Abstract and Sarcoidosis -- General Pathology
Abstract
In patients with newly diagnosed AV block and/or ventricular tachycardia, cardiac sarcoidosis should always be considered in the differential diagnosis. In addition to the pacemaker implant, cardiac resynchronization therapy (CRT) should be selected for severe heart failure patients who have class III or IV heart failure, LVEF ≤ 35%, and a complete LBBB pattern. If the disease activity is high, corticosteroid therapy is recommended. Patients with extracardiac sarcoidosis need to be closely followed for potential cardiac involvement, as the mortality in sarcoidosis depends on cardiac involvement. Early diagnosis and treatment of cardiac sarcoidosis is essential. Positron emission tomography (PET) and cardiac magnetic resonance imaging (MRI) are considered to have high sensitivity for cardiac involvement, and are the preferred imaging modalities. However, even in the era of new technology, such as PET and cardiac MRI, early diagnosis of cardiac sarcoidosis is still difficult.
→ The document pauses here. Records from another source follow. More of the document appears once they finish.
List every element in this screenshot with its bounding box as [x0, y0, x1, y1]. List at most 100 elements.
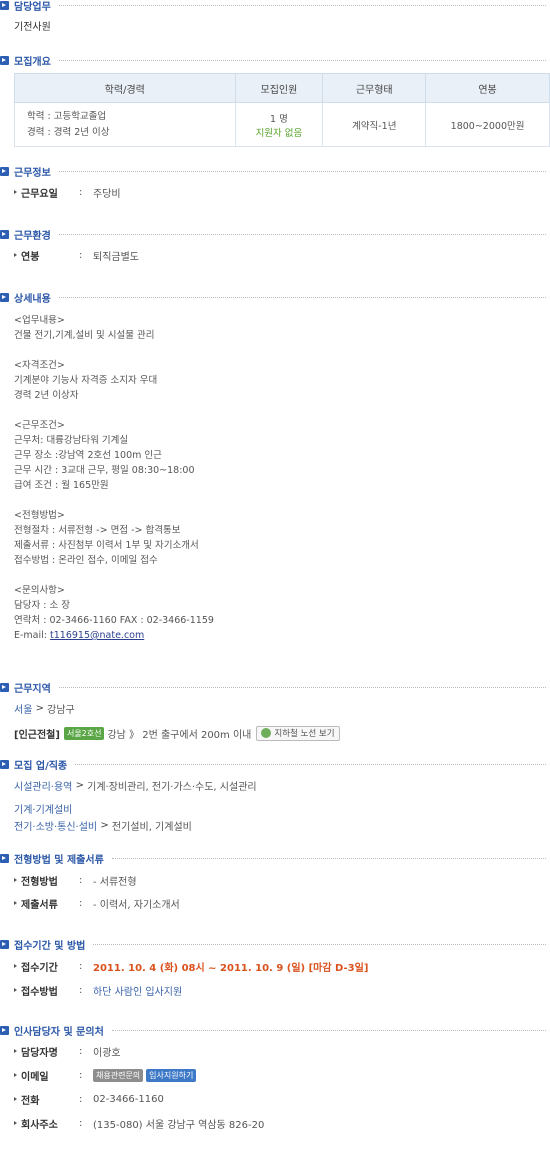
headcount-cell: 1 명 지원자 없음 — [234, 102, 324, 147]
inquiry-button[interactable]: 채용관련문의 — [93, 1068, 144, 1082]
section-title: 근무정보 — [14, 167, 51, 179]
bullet-icon — [14, 1049, 17, 1053]
detail-line: 근무 장소 :강남역 2호선 100m 인근 — [14, 450, 162, 461]
section-work-info: 근무정보 — [0, 164, 550, 179]
section-title: 전형방법 및 제출서류 — [14, 854, 104, 866]
work-day-row: 근무요일 : 주당비 — [14, 185, 121, 200]
detail-email-line: E-mail: t116915@nate.com — [14, 630, 145, 641]
section-title: 근무지역 — [14, 683, 51, 695]
bullet-icon — [14, 253, 17, 257]
category-link[interactable]: 전기·소방·통신·설비 — [14, 818, 97, 833]
contact-name-row: 담당자명 : 이광호 — [14, 1044, 121, 1059]
category-link[interactable]: 기계·기계설비 — [14, 801, 72, 816]
environment-value: 퇴직금별도 — [93, 251, 139, 263]
application-method-row: 접수방법 : 하단 사람인 입사지원 — [14, 983, 183, 998]
section-overview: 모집개요 — [0, 53, 550, 68]
section-arrow-icon — [0, 1025, 9, 1035]
career-text: 경력 : 경력 2년 이상 — [27, 126, 110, 138]
environment-row: 연봉 : 퇴직금별도 — [14, 248, 139, 263]
nearby-station-label: [인근전철] — [14, 729, 60, 741]
section-arrow-icon — [0, 682, 9, 692]
detail-line: 기계분야 기능사 자격증 소지자 우대 — [14, 375, 158, 386]
section-application: 접수기간 및 방법 — [0, 937, 550, 952]
detail-line — [14, 493, 214, 508]
contact-phone-row: 전화 : 02-3466-1160 — [14, 1092, 164, 1107]
process-docs-row: 제출서류 : - 이력서, 자기소개서 — [14, 896, 180, 911]
location-district: 강남구 — [47, 704, 75, 716]
bullet-icon — [14, 190, 17, 194]
application-method-value: 하단 사람인 입사지원 — [93, 986, 183, 998]
contact-email-row: 이메일 : 채용관련문의 입사지원하기 — [14, 1068, 197, 1083]
section-title: 담당업무 — [14, 1, 51, 13]
section-title: 모집개요 — [14, 56, 51, 68]
section-arrow-icon — [0, 0, 9, 10]
detail-line: <전형방법> — [14, 510, 65, 521]
headcount-text: 1 명 — [270, 113, 288, 125]
bullet-icon — [14, 1073, 17, 1077]
detail-email-link[interactable]: t116915@nate.com — [50, 630, 144, 641]
bullet-icon — [14, 1097, 17, 1101]
detail-line: 전형절차 : 서류전형 -> 면접 -> 합격통보 — [14, 525, 181, 536]
overview-table: 학력/경력 모집인원 근무형태 연봉 학력 : 고등학교졸업 경력 : 경력 2… — [14, 73, 550, 147]
section-arrow-icon — [0, 853, 9, 863]
section-process: 전형방법 및 제출서류 — [0, 851, 550, 866]
section-arrow-icon — [0, 759, 9, 769]
detail-line — [14, 403, 214, 418]
section-title: 근무환경 — [14, 230, 51, 242]
detail-line: 접수방법 : 온라인 접수, 이메일 접수 — [14, 555, 158, 566]
applicants-text: 지원자 없음 — [255, 127, 303, 139]
overview-header: 모집인원 — [234, 73, 324, 103]
subway-line-tag: 서울2호선 — [63, 726, 105, 740]
section-title: 모집 업/직종 — [14, 760, 68, 772]
station-text: 강남 》 2번 출구에서 200m 이내 — [107, 729, 252, 741]
bullet-icon — [14, 1121, 17, 1125]
detail-line: 담당자 : 소 장 — [14, 600, 70, 611]
nearby-station-row: [인근전철] 서울2호선 강남 》 2번 출구에서 200m 이내 지하철 노선… — [14, 725, 340, 741]
section-title: 접수기간 및 방법 — [14, 940, 86, 952]
work-day-value: 주당비 — [93, 188, 121, 200]
section-arrow-icon — [0, 55, 9, 65]
section-arrow-icon — [0, 166, 9, 176]
detail-line — [14, 343, 214, 358]
bullet-icon — [14, 988, 17, 992]
subway-map-icon — [261, 728, 272, 738]
bullet-icon — [14, 901, 17, 905]
work-day-label: 근무요일 — [21, 188, 58, 200]
location-city-link[interactable]: 서울 — [14, 701, 32, 716]
salary-cell: 1800~2000만원 — [425, 102, 550, 147]
section-title: 인사담당자 및 문의처 — [14, 1026, 104, 1038]
location-path: 서울 > 강남구 — [14, 701, 75, 716]
section-duty: 담당업무 — [0, 0, 550, 13]
details-body: <업무내용> 건물 전기,기계,설비 및 시설물 관리 <자격조건> 기계분야 … — [14, 313, 214, 643]
employment-type-cell: 계약직-1년 — [322, 102, 427, 147]
category-line-1: 시설관리·용역 > 기계·장비관리, 전기·가스·수도, 시설관리 — [14, 778, 257, 793]
subway-map-button[interactable]: 지하철 노선 보기 — [256, 725, 340, 741]
detail-line: 경력 2년 이상자 — [14, 390, 79, 401]
overview-header: 연봉 — [425, 73, 550, 103]
detail-line: 근무 시간 : 3교대 근무, 평일 08:30~18:00 — [14, 465, 195, 476]
category-line-3: 전기·소방·통신·설비 > 전기설비, 기계설비 — [14, 818, 192, 833]
section-contact: 인사담당자 및 문의처 — [0, 1023, 550, 1038]
apply-button[interactable]: 입사지원하기 — [146, 1068, 197, 1082]
detail-line: <문의사항> — [14, 585, 65, 596]
application-period-row: 접수기간 : 2011. 10. 4 (화) 08시 ~ 2011. 10. 9… — [14, 959, 368, 974]
section-arrow-icon — [0, 939, 9, 949]
contact-address-row: 회사주소 : (135-080) 서울 강남구 역삼동 826-20 — [14, 1116, 264, 1131]
detail-line: 제출서류 : 사진첨부 이력서 1부 및 자기소개서 — [14, 540, 199, 551]
detail-line: 급여 조건 : 월 165만원 — [14, 480, 109, 491]
education-text: 학력 : 고등학교졸업 — [27, 110, 107, 122]
overview-header: 근무형태 — [322, 73, 427, 103]
category-link[interactable]: 시설관리·용역 — [14, 778, 72, 793]
section-details: 상세내용 — [0, 290, 550, 305]
detail-line: 근무처: 대륭강남타워 기계실 — [14, 435, 129, 446]
environment-label: 연봉 — [21, 251, 40, 263]
detail-line — [14, 568, 214, 583]
detail-line: 건물 전기,기계,설비 및 시설물 관리 — [14, 330, 155, 341]
section-arrow-icon — [0, 229, 9, 239]
detail-line: <자격조건> — [14, 360, 65, 371]
detail-line: <업무내용> — [14, 315, 65, 326]
section-arrow-icon — [0, 292, 9, 302]
education-career-cell: 학력 : 고등학교졸업 경력 : 경력 2년 이상 — [14, 102, 236, 147]
bullet-icon — [14, 964, 17, 968]
category-line-2: 기계·기계설비 — [14, 801, 72, 816]
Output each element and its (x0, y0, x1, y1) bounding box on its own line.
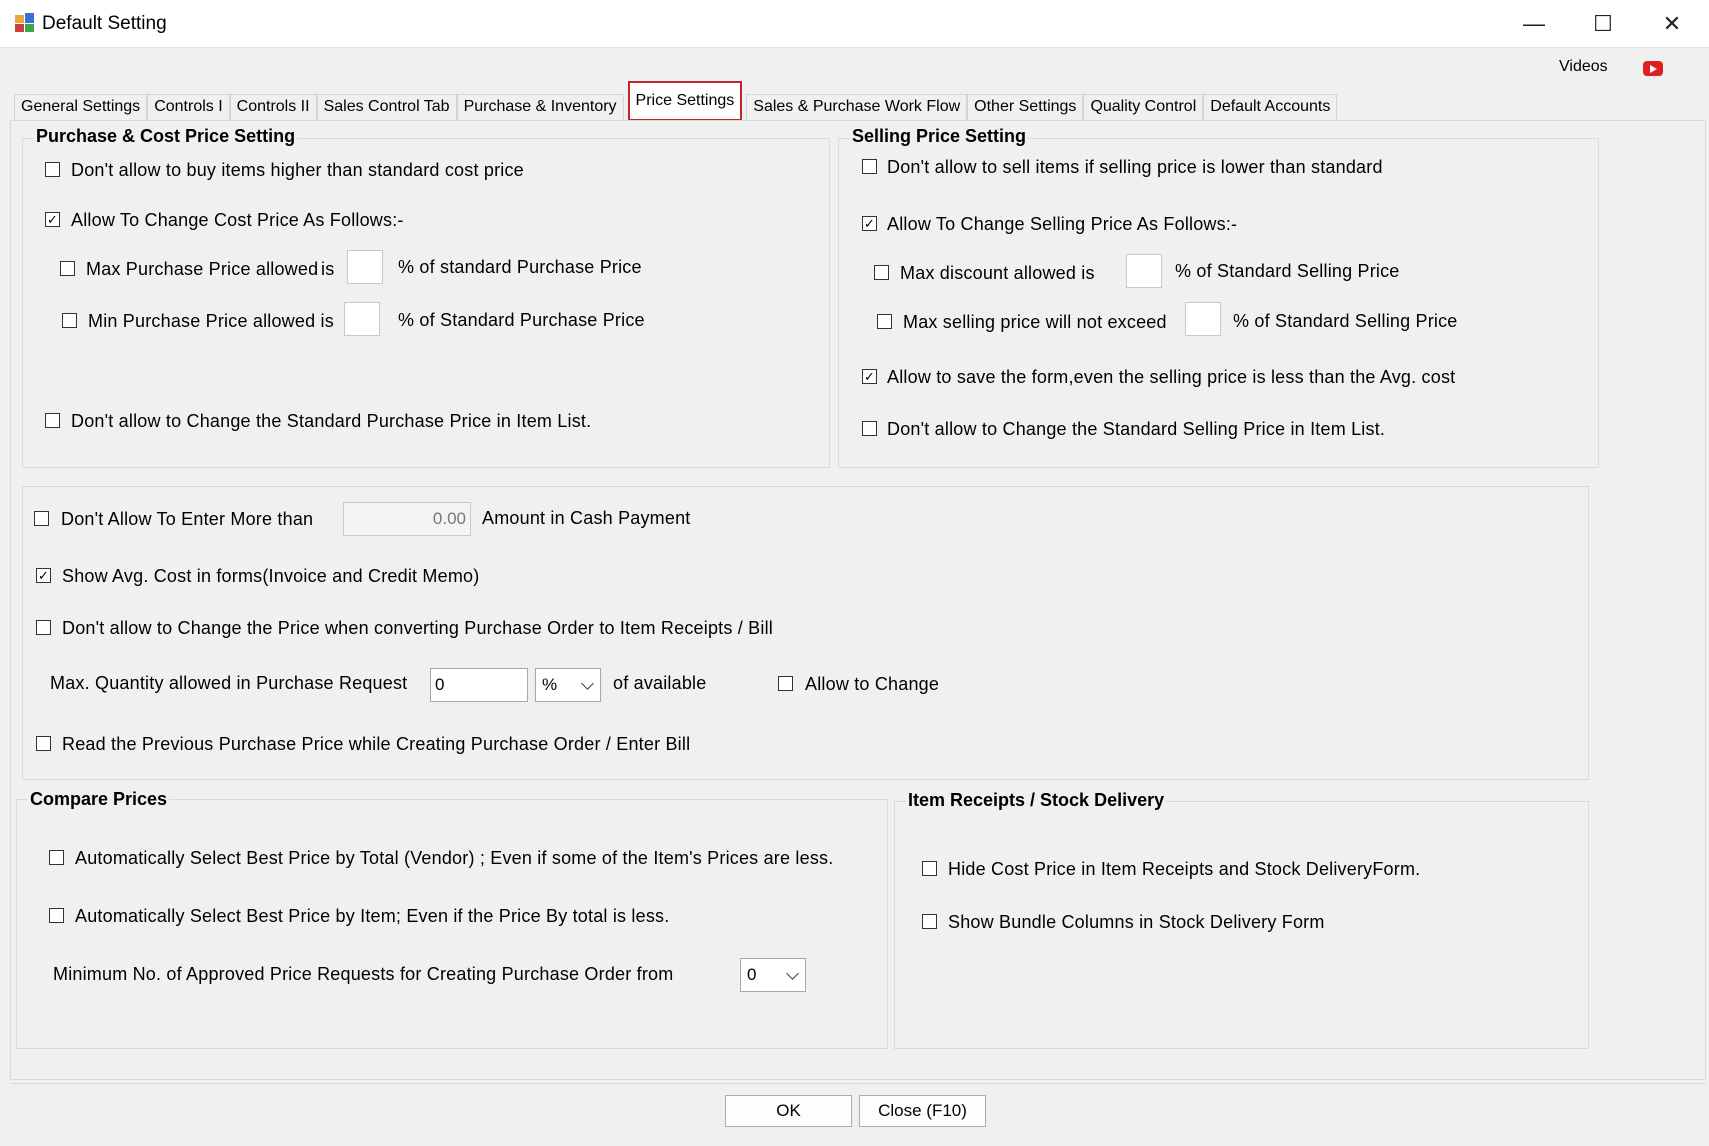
limit-cash-label: Don't Allow To Enter More than (61, 509, 314, 529)
hide-cost-price-checkbox[interactable] (922, 861, 937, 876)
no-change-std-selling-checkbox[interactable] (862, 421, 877, 436)
minimize-button[interactable]: — (1505, 6, 1563, 42)
max-qty-label: Max. Quantity allowed in Purchase Reques… (50, 673, 408, 693)
no-change-std-purchase-checkbox[interactable] (45, 413, 60, 428)
best-by-item-checkbox[interactable] (49, 908, 64, 923)
tab-quality-control[interactable]: Quality Control (1083, 94, 1204, 120)
window-title: Default Setting (42, 13, 167, 34)
no-buy-higher-label: Don't allow to buy items higher than sta… (71, 160, 524, 180)
read-prev-price-checkbox[interactable] (36, 736, 51, 751)
tab-purchase-inventory[interactable]: Purchase & Inventory (456, 94, 624, 120)
tab-controls-2[interactable]: Controls II (229, 94, 317, 120)
tab-strip: General Settings Controls I Controls II … (14, 81, 1338, 121)
max-selling-label: Max selling price will not exceed (903, 312, 1167, 332)
tab-other-settings[interactable]: Other Settings (967, 94, 1084, 120)
allow-save-avg-label: Allow to save the form,even the selling … (887, 367, 1456, 387)
tab-general-settings[interactable]: General Settings (14, 94, 148, 120)
maximize-icon: ☐ (1593, 11, 1613, 36)
close-f10-button[interactable]: Close (F10) (859, 1095, 986, 1127)
max-purchase-percent-input[interactable] (347, 250, 383, 284)
no-change-po-price-checkbox[interactable] (36, 620, 51, 635)
max-selling-checkbox[interactable] (877, 314, 892, 329)
max-purchase-is-label: is (321, 259, 335, 279)
videos-link[interactable]: Videos (1559, 58, 1608, 76)
limit-cash-checkbox[interactable] (34, 511, 49, 526)
check-icon: ✓ (38, 568, 49, 583)
allow-change-cost-checkbox[interactable]: ✓ (45, 212, 60, 227)
title-bar (0, 0, 1709, 48)
allow-change-selling-label: Allow To Change Selling Price As Follows… (887, 214, 1238, 234)
purchase-cost-title: Purchase & Cost Price Setting (34, 126, 298, 147)
check-icon: ✓ (47, 212, 58, 227)
max-discount-suffix: % of Standard Selling Price (1175, 261, 1400, 281)
no-change-std-selling-label: Don't allow to Change the Standard Selli… (887, 419, 1386, 439)
of-available-label: of available (613, 673, 707, 693)
chevron-down-icon (786, 967, 799, 980)
max-purchase-checkbox[interactable] (60, 261, 75, 276)
chevron-down-icon (581, 677, 594, 690)
no-sell-lower-label: Don't allow to sell items if selling pri… (887, 157, 1383, 177)
show-bundle-columns-label: Show Bundle Columns in Stock Delivery Fo… (948, 912, 1325, 932)
show-avg-cost-checkbox[interactable]: ✓ (36, 568, 51, 583)
max-selling-suffix: % of Standard Selling Price (1233, 311, 1458, 331)
show-avg-cost-label: Show Avg. Cost in forms(Invoice and Cred… (62, 566, 480, 586)
min-purchase-label: Min Purchase Price allowed is (88, 311, 334, 331)
min-purchase-checkbox[interactable] (62, 313, 77, 328)
minimize-icon: — (1523, 11, 1545, 36)
no-sell-lower-checkbox[interactable] (862, 159, 877, 174)
check-icon: ✓ (864, 369, 875, 384)
no-change-std-purchase-label: Don't allow to Change the Standard Purch… (71, 411, 592, 431)
max-qty-input[interactable]: 0 (430, 668, 528, 702)
min-purchase-suffix: % of Standard Purchase Price (398, 310, 645, 330)
max-purchase-suffix: % of standard Purchase Price (398, 257, 642, 277)
tab-default-accounts[interactable]: Default Accounts (1203, 94, 1338, 120)
cash-amount-input[interactable]: 0.00 (343, 502, 471, 536)
ok-button[interactable]: OK (725, 1095, 852, 1127)
max-qty-unit-value: % (542, 675, 558, 694)
maximize-button[interactable]: ☐ (1574, 6, 1632, 42)
allow-save-avg-checkbox[interactable]: ✓ (862, 369, 877, 384)
tab-sales-control[interactable]: Sales Control Tab (316, 94, 457, 120)
tab-price-settings[interactable]: Price Settings (627, 81, 743, 121)
item-receipts-title: Item Receipts / Stock Delivery (906, 790, 1167, 811)
best-by-item-label: Automatically Select Best Price by Item;… (75, 906, 670, 926)
min-approved-requests-value: 0 (747, 965, 757, 984)
allow-to-change-checkbox[interactable] (778, 676, 793, 691)
max-discount-checkbox[interactable] (874, 265, 889, 280)
selling-price-title: Selling Price Setting (850, 126, 1029, 147)
hide-cost-price-label: Hide Cost Price in Item Receipts and Sto… (948, 859, 1421, 879)
app-icon (15, 13, 34, 32)
min-purchase-percent-input[interactable] (344, 302, 380, 336)
no-change-po-price-label: Don't allow to Change the Price when con… (62, 618, 773, 638)
read-prev-price-label: Read the Previous Purchase Price while C… (62, 734, 691, 754)
max-selling-percent-input[interactable] (1185, 302, 1221, 336)
max-discount-label: Max discount allowed is (900, 263, 1095, 283)
allow-to-change-label: Allow to Change (805, 674, 940, 694)
check-icon: ✓ (864, 216, 875, 231)
best-by-total-label: Automatically Select Best Price by Total… (75, 848, 834, 868)
close-icon: ✕ (1662, 11, 1682, 36)
tab-sales-purchase-workflow[interactable]: Sales & Purchase Work Flow (746, 94, 968, 120)
show-bundle-columns-checkbox[interactable] (922, 914, 937, 929)
allow-change-cost-label: Allow To Change Cost Price As Follows:- (71, 210, 404, 230)
min-approved-requests-label: Minimum No. of Approved Price Requests f… (53, 964, 674, 984)
allow-change-selling-checkbox[interactable]: ✓ (862, 216, 877, 231)
max-purchase-label: Max Purchase Price allowed (86, 259, 319, 279)
max-discount-percent-input[interactable] (1126, 254, 1162, 288)
no-buy-higher-checkbox[interactable] (45, 162, 60, 177)
cash-amount-suffix: Amount in Cash Payment (482, 508, 691, 528)
compare-prices-title: Compare Prices (28, 789, 170, 810)
best-by-total-checkbox[interactable] (49, 850, 64, 865)
min-approved-requests-select[interactable]: 0 (740, 958, 806, 992)
close-window-button[interactable]: ✕ (1643, 6, 1701, 42)
max-qty-unit-select[interactable]: % (535, 668, 601, 702)
youtube-icon[interactable] (1643, 61, 1663, 76)
tab-controls-1[interactable]: Controls I (147, 94, 230, 120)
footer-divider (10, 1083, 1706, 1084)
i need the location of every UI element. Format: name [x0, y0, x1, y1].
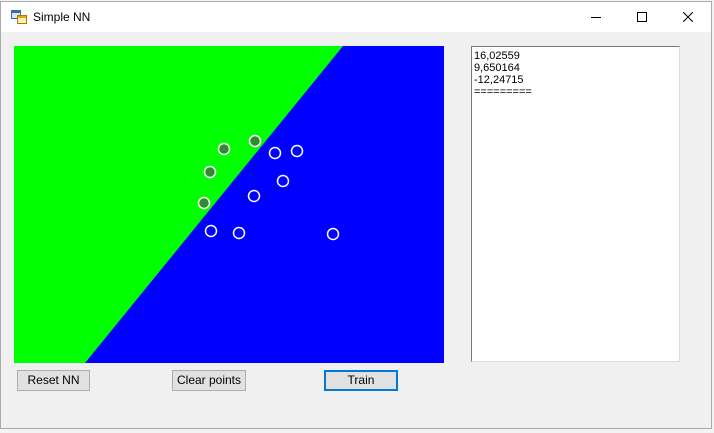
training-point-class-b	[204, 224, 218, 238]
output-line: 9,650164	[474, 62, 520, 74]
output-line: =========	[474, 86, 532, 98]
training-point-class-b	[232, 226, 246, 240]
training-point-class-b	[247, 189, 261, 203]
training-point-class-a	[248, 134, 262, 148]
minimize-button[interactable]	[573, 2, 619, 32]
training-point-class-b	[268, 146, 282, 160]
training-point-class-a	[197, 196, 211, 210]
window-title: Simple NN	[33, 10, 91, 24]
clear-points-button[interactable]: Clear points	[172, 370, 246, 391]
train-button[interactable]: Train	[324, 370, 398, 391]
weights-output-textbox[interactable]: 16,02559 9,650164 -12,24715 =========	[471, 46, 680, 362]
app-window-icon	[11, 10, 27, 24]
training-point-class-a	[203, 165, 217, 179]
decision-boundary-canvas[interactable]	[14, 46, 444, 363]
reset-nn-button[interactable]: Reset NN	[17, 370, 90, 391]
maximize-button[interactable]	[619, 2, 665, 32]
title-bar[interactable]: Simple NN	[1, 2, 711, 32]
maximize-icon	[637, 12, 647, 22]
minimize-icon	[591, 17, 601, 18]
training-point-class-b	[276, 174, 290, 188]
output-line: 16,02559	[474, 50, 520, 62]
training-point-class-a	[217, 142, 231, 156]
training-point-class-b	[326, 227, 340, 241]
app-window: Simple NN 16,02559 9,650164 -12,24715 ==…	[0, 1, 712, 429]
close-button[interactable]	[665, 2, 711, 32]
class-a-region	[14, 46, 343, 363]
training-point-class-b	[290, 144, 304, 158]
output-line: -12,24715	[474, 74, 524, 86]
close-icon	[683, 12, 693, 22]
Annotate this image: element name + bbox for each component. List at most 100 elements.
Sarcoidosis -- General Pathology
Sarcoidosis is a multisystem disorder of unknown etiology characterized by the accumulation of T lymphocytes, mononuclear phagocytes, and noncaseating granulomas in involved tissue. Most frequently, the lungs are affected (90%, most commonly as bilateral hilar lymphadenopathy), and up to 30% have extrapulmonary disease, such as skin involvement (20%), ocular involvement (20%), peripheral lymphadenopathy (40%), hepatomegaly (20%), and cardiac involvement (5%). However, autopsy studies indicate that substantial subclinical cardiac involvement is present in 20% to 30% of cases. In Japanese patients with clinical sarcoidosis, it has been reported that up to 70% of patients have cardiac involvement by autopsy. In another autopsy study of 320 patients with sarcoidosis, only 43.4% of patients were known to have this disease prior to death. Death was due to sarcoidosis in 194 patients, cardiac in 150, pulmonary in 32, and of a neurological cause in 12. In patients with cardiac involvement, the diagnosis of sarcoidosis prior to death was especially low (26.7%). In those with neurological and pulmonary involvement the diagnosis was known in 50% and 59.4% prior to death, respectively.
Despite extensive research efforts, a clear etiology and pathogenesis for sarcoidosis is unknown. Antigenic stimuli such as beryllium are known to produce similar granulomas. The World Trade Center dust exposure has been reported to have an association with increased incidence of sarcoidosis. Other factors such as infection (spatial clusters of the disease might suggest person-to-person transmission, such as mycobacteria, Propionibacterium acnes, human herpes virus -8, etc.), genetic factors (HLA-A1, -B8, and DR-3 have some positive association, frequently observed in monozygotic twins), and cytokines (IL-2, -6, -8) have also been implicated as well.